I can’t comprehend where the writer-directors are coming from in their screenplay and what their intent is and what they hope to show to the audience. What it does is compare to different side to therapy: a more acceptable approach to illness, the normal way of viewing healing, through the medical profession; and the old way, through the kind of tribal medical approach to illness as would have existed a thousand years ago in a small village.

The aunt is shown to be more effective than the 21st-century psychiatrist. She is regarded highly by all around her. She’s no con-artist. She really helps people get well. What is unsettling are the suggestions that it is through the magic that comes from the power that Satan can give people. The subtitle is a psychomagic story, and that tells you everything. It’s the modern world versus the old world. The old world consists of powers that are scary because they are inexplicable. Anyone who has been unsettled by some of the filmed displays of psychic surgery, where organs are removed with bare hands, and no incisions, will find this equally unsettling.

Areas which it treats in a more cliched manner – than so effectively capturing the reality-dis-reality of a person affected by a severe mental illness – is the representation of the psychiatrist. But, then again, it shows him to be ineffective in his personal representation of the typical Freudian psychiatrist which is not dissimilar to the extremes of behaviour by some psychiatrists. Similarly, the over-the-top representation of Viktor, at the climax, is not over-the-top in terms of aggressive-maniacal behaviour by males which I have witnessed firsthand.

There is a magical world out there which doesn’t conform to the known realities of what most people believe and it is a scary world in which Giulia Brazzale and Luca Immesi have chosen to dabble.

This film features strong sex scenes, themes and nudity according to the Australian censorship guidelines.

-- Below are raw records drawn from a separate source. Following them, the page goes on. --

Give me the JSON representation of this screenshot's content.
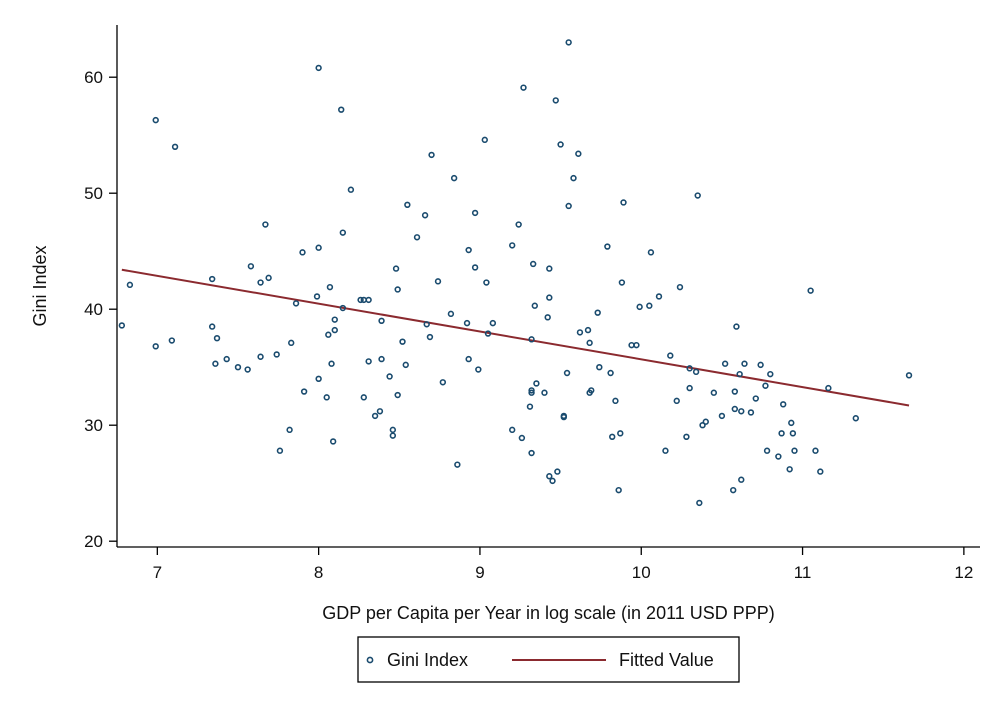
{
  "chart_data": {
    "type": "scatter",
    "xlabel": "GDP per Capita per Year in log scale (in 2011 USD PPP)",
    "ylabel": "Gini Index",
    "xlim": [
      6.75,
      12.1
    ],
    "ylim": [
      19.5,
      64.5
    ],
    "xticks": [
      7,
      8,
      9,
      10,
      11,
      12
    ],
    "yticks": [
      20,
      30,
      40,
      50,
      60
    ],
    "grid": false,
    "legend_position": "bottom",
    "series": [
      {
        "name": "Gini Index",
        "kind": "scatter",
        "marker": "hollow-circle",
        "color": "#1a4b6e",
        "points": [
          [
            6.78,
            38.6
          ],
          [
            6.83,
            42.1
          ],
          [
            6.99,
            56.3
          ],
          [
            6.99,
            36.8
          ],
          [
            7.09,
            37.3
          ],
          [
            7.11,
            54.0
          ],
          [
            7.34,
            42.6
          ],
          [
            7.34,
            38.5
          ],
          [
            7.36,
            35.3
          ],
          [
            7.37,
            37.5
          ],
          [
            7.43,
            35.7
          ],
          [
            7.5,
            35.0
          ],
          [
            7.56,
            34.8
          ],
          [
            7.58,
            43.7
          ],
          [
            7.64,
            35.9
          ],
          [
            7.64,
            42.3
          ],
          [
            7.67,
            47.3
          ],
          [
            7.69,
            42.7
          ],
          [
            7.74,
            36.1
          ],
          [
            7.76,
            27.8
          ],
          [
            7.82,
            29.6
          ],
          [
            7.83,
            37.1
          ],
          [
            7.86,
            40.5
          ],
          [
            7.9,
            44.9
          ],
          [
            7.91,
            32.9
          ],
          [
            7.99,
            41.1
          ],
          [
            8.0,
            45.3
          ],
          [
            8.0,
            34.0
          ],
          [
            8.0,
            60.8
          ],
          [
            8.05,
            32.4
          ],
          [
            8.06,
            37.8
          ],
          [
            8.07,
            41.9
          ],
          [
            8.08,
            35.3
          ],
          [
            8.09,
            28.6
          ],
          [
            8.1,
            38.2
          ],
          [
            8.1,
            39.1
          ],
          [
            8.14,
            57.2
          ],
          [
            8.15,
            46.6
          ],
          [
            8.15,
            40.1
          ],
          [
            8.2,
            50.3
          ],
          [
            8.26,
            40.8
          ],
          [
            8.28,
            40.8
          ],
          [
            8.28,
            32.4
          ],
          [
            8.31,
            40.8
          ],
          [
            8.31,
            35.5
          ],
          [
            8.35,
            30.8
          ],
          [
            8.38,
            31.2
          ],
          [
            8.39,
            35.7
          ],
          [
            8.39,
            39.0
          ],
          [
            8.44,
            34.2
          ],
          [
            8.46,
            29.1
          ],
          [
            8.46,
            29.6
          ],
          [
            8.48,
            43.5
          ],
          [
            8.49,
            41.7
          ],
          [
            8.49,
            32.6
          ],
          [
            8.52,
            37.2
          ],
          [
            8.54,
            35.2
          ],
          [
            8.55,
            49.0
          ],
          [
            8.61,
            46.2
          ],
          [
            8.66,
            48.1
          ],
          [
            8.67,
            38.7
          ],
          [
            8.69,
            37.6
          ],
          [
            8.7,
            53.3
          ],
          [
            8.74,
            42.4
          ],
          [
            8.77,
            33.7
          ],
          [
            8.82,
            39.6
          ],
          [
            8.84,
            51.3
          ],
          [
            8.86,
            26.6
          ],
          [
            8.92,
            38.8
          ],
          [
            8.93,
            45.1
          ],
          [
            8.93,
            35.7
          ],
          [
            8.97,
            48.3
          ],
          [
            8.97,
            43.6
          ],
          [
            8.99,
            34.8
          ],
          [
            9.03,
            54.6
          ],
          [
            9.04,
            42.3
          ],
          [
            9.05,
            37.9
          ],
          [
            9.08,
            38.8
          ],
          [
            9.2,
            45.5
          ],
          [
            9.2,
            29.6
          ],
          [
            9.24,
            47.3
          ],
          [
            9.26,
            28.9
          ],
          [
            9.27,
            59.1
          ],
          [
            9.31,
            31.6
          ],
          [
            9.32,
            33.0
          ],
          [
            9.32,
            32.8
          ],
          [
            9.32,
            37.4
          ],
          [
            9.32,
            27.6
          ],
          [
            9.33,
            43.9
          ],
          [
            9.34,
            40.3
          ],
          [
            9.35,
            33.6
          ],
          [
            9.4,
            32.8
          ],
          [
            9.42,
            39.3
          ],
          [
            9.43,
            43.5
          ],
          [
            9.43,
            41.0
          ],
          [
            9.43,
            25.6
          ],
          [
            9.45,
            25.2
          ],
          [
            9.47,
            58.0
          ],
          [
            9.48,
            26.0
          ],
          [
            9.5,
            54.2
          ],
          [
            9.52,
            30.8
          ],
          [
            9.52,
            30.7
          ],
          [
            9.54,
            34.5
          ],
          [
            9.55,
            63.0
          ],
          [
            9.55,
            48.9
          ],
          [
            9.58,
            51.3
          ],
          [
            9.61,
            53.4
          ],
          [
            9.62,
            38.0
          ],
          [
            9.67,
            38.2
          ],
          [
            9.68,
            37.1
          ],
          [
            9.68,
            32.8
          ],
          [
            9.69,
            33.0
          ],
          [
            9.73,
            39.7
          ],
          [
            9.74,
            35.0
          ],
          [
            9.79,
            45.4
          ],
          [
            9.81,
            34.5
          ],
          [
            9.82,
            29.0
          ],
          [
            9.84,
            32.1
          ],
          [
            9.86,
            24.4
          ],
          [
            9.87,
            29.3
          ],
          [
            9.88,
            42.3
          ],
          [
            9.89,
            49.2
          ],
          [
            9.94,
            36.9
          ],
          [
            9.97,
            36.9
          ],
          [
            9.99,
            40.2
          ],
          [
            10.05,
            40.3
          ],
          [
            10.06,
            44.9
          ],
          [
            10.11,
            41.1
          ],
          [
            10.15,
            27.8
          ],
          [
            10.18,
            36.0
          ],
          [
            10.22,
            32.1
          ],
          [
            10.24,
            41.9
          ],
          [
            10.28,
            29.0
          ],
          [
            10.3,
            33.2
          ],
          [
            10.3,
            34.9
          ],
          [
            10.34,
            34.6
          ],
          [
            10.35,
            49.8
          ],
          [
            10.36,
            23.3
          ],
          [
            10.38,
            30.0
          ],
          [
            10.4,
            30.3
          ],
          [
            10.45,
            32.8
          ],
          [
            10.5,
            30.8
          ],
          [
            10.52,
            35.3
          ],
          [
            10.57,
            24.4
          ],
          [
            10.58,
            32.9
          ],
          [
            10.58,
            31.4
          ],
          [
            10.59,
            38.5
          ],
          [
            10.61,
            34.4
          ],
          [
            10.62,
            25.3
          ],
          [
            10.62,
            31.2
          ],
          [
            10.64,
            35.3
          ],
          [
            10.68,
            31.1
          ],
          [
            10.71,
            32.3
          ],
          [
            10.74,
            35.2
          ],
          [
            10.77,
            33.4
          ],
          [
            10.78,
            27.8
          ],
          [
            10.8,
            34.4
          ],
          [
            10.85,
            27.3
          ],
          [
            10.87,
            29.3
          ],
          [
            10.88,
            31.8
          ],
          [
            10.92,
            26.2
          ],
          [
            10.93,
            30.2
          ],
          [
            10.94,
            29.3
          ],
          [
            10.95,
            27.8
          ],
          [
            11.05,
            41.6
          ],
          [
            11.08,
            27.8
          ],
          [
            11.11,
            26.0
          ],
          [
            11.16,
            33.2
          ],
          [
            11.33,
            30.6
          ],
          [
            11.66,
            34.3
          ]
        ]
      },
      {
        "name": "Fitted Value",
        "kind": "line",
        "color": "#8b2a2f",
        "points": [
          [
            6.78,
            43.4
          ],
          [
            11.66,
            31.7
          ]
        ]
      }
    ]
  }
}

* It is true that the arts can feature or be attuned to disturbing aspects of mythology which are outside of our day to day understanding of this side of life which most of us accept as reality. This representation may be well done but not particularly harmful to those who watch it. Other films, like Rosemary’s Baby, The Exorcist, 8mm, Eyes Wide Shut and Salo, represent possible human behaviour, which stems from sick minds and minds that are in partnership with the devil and demons. (Hitler’s work sits somewhere in between the two.) A work of art is a work of art and is treated as such, but not all works of art will do the mind of the recipient any good at all, and many works of art are not created by people who are fundamentally good. Nevertheless, art is separate from content, as seen most horribly through Salo, or the 120 Days of Sodom.
I don’t believe that it necessarily takes a sick mind to create a work of art that is about sick minds. Certainly, it can. But be warned – not every great film, novel, painting, picture or musical work is worth the time it takes to inhale it despite its excellence if it comes from a sick place or a sick view of the world. Nevertheless, films like The Picture of Dorian Gray and The Omen, The Rite of Spring – and thousands of other examples – are the less spiritually disturbing of these films.
I don’t think everyone needs to see Ritual: A Psychomagic Story, but it is an often brilliant film. There’s nothing too stomach-churning about it but it is very dark and it does deal with material which could be traumatic to people who are struggling with personal mental health issues. What makes it important, to a degree, is that it deals with things that are very real to a great number of people in this world.